I've never heard of a WEP implementation that takes 5 minutes to crack, and newer implementations are more secure than the first ones, but it's certainly less secure than WPA (if the WPA is implemented in a safe fashion - WPA-PSK should for example have keys longer than 20 characters - And DON'T USE WORDS. Use random characters/numbers). Depending on the traffic on the wlan it might take days or even weeks to crack WEP nowadays. Less traffic = longer time.
There are other attack vectors to gain access to a wlan, though.

MAC filtering is crap.
First and foremost - Don't think it's extra security. It's ridiculously easy to spoof.
Second - If you use WEP or WPA you don't really need MAC filtering. If an intruder knows how to crack WEP/WPA the security provided by MAC filtering amounts to absolutely nothing.

It might be good practice to enable all possible "security" measures though, but do understand that it's only encryption (WEP/WPA) that works.

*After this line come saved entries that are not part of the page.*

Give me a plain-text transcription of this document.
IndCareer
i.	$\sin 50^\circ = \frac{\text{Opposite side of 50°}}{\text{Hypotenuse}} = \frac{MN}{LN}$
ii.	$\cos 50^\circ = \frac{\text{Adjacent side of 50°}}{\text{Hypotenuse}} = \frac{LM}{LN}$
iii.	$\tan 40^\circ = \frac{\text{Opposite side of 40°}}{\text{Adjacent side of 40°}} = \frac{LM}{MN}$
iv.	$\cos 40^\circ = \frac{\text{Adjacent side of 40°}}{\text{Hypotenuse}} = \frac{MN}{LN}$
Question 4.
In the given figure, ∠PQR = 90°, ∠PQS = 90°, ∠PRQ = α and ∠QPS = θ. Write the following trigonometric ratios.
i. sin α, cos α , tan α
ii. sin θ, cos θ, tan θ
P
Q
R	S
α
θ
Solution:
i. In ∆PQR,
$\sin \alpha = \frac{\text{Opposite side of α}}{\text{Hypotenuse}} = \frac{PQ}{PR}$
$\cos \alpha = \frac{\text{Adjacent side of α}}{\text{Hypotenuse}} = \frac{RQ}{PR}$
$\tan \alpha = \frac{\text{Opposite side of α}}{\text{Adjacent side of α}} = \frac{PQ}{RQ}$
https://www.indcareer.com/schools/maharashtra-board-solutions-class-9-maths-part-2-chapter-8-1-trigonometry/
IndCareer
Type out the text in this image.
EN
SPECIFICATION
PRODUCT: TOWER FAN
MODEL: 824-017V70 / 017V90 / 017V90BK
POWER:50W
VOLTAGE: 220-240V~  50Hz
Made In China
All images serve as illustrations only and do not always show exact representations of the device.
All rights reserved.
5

Edit: Oooops! Old thread... :)

dougsnell · 09-22-06, 03:04 PM

Agreed it's an old thread, but it's worth a short step-by-step guide:

1. Understand there is no security in wireless. Your signal can be picked up well over a hundred miles away, and any security you put on it can be cracked wide open. You can make it take time, but anyone who's going to seriously attempt to crack WEP is going to get the info because you won't even know it. I'd suggest anyone with those ambitions look at social cracking instead, but you get my point.

2. Turn off security and leave an open connection. If some nuisance uses it and it affects you, do some simple method like MAC filtering or a passkey to bump them off. Otherwise, be happy you've given some poor schlep a free ride on the Internet. Chances are if you ever find someone's using and they're not bothering you ... they'll thank you profusely or apologize.

3. Enjoy the time you've saved with your open connection.